The sad news comes as BBBY has just announced a turnaround plan which disappointed investors.
The home good retailer announced the potential launch of an at-the-market offering program for up to 12 million shares of common stock. Last quarter, Bed Bath & Beyond reported total debt of $3.27 billion and a debt-to-equity ratio of -23.47. This indicates that the company’s liabilities exceed its assets.
According to Bloomberg, some suppliers have already paused shipments to Bed Bath & Beyond after the company delayed some payments.
The company will close approximately 150 lower-producing Bed Bath & Beyond stores and lay off about 20% of its employees. It hopes to reduce selling, general, and administrative expenses by $250 million for fiscal 2022, compared to a previous forecast of $400 million.
It also secured $500 million in new debt financing. But the firm decided to keep its Buybuy Baby business when investors hoped that the chain was going to sell it.

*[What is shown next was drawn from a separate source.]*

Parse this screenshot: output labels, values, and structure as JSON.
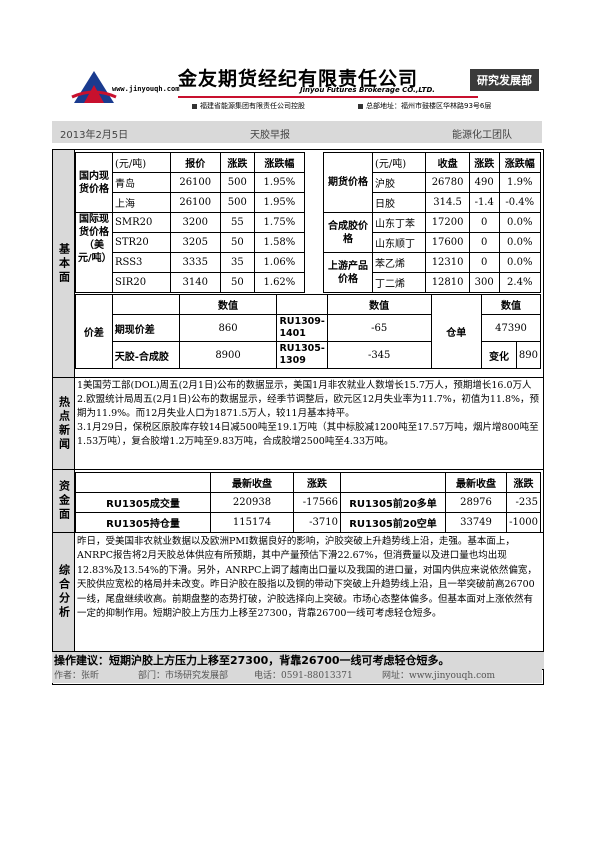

“We are working swiftly and diligently to strengthen our liquidity and secure our path for the future. We have taken a thorough look at our business, and today, we are announcing immediate actions aimed to increase customer engagement, drive traffic, and recapture market share,” said at the time interim CEO Sue Gove. “This includes changing our merchandising and inventory strategy, which will be rooted in National Brands. Additionally, we are focused on driving digital and foot traffic, as well as optimizing our store fleet.”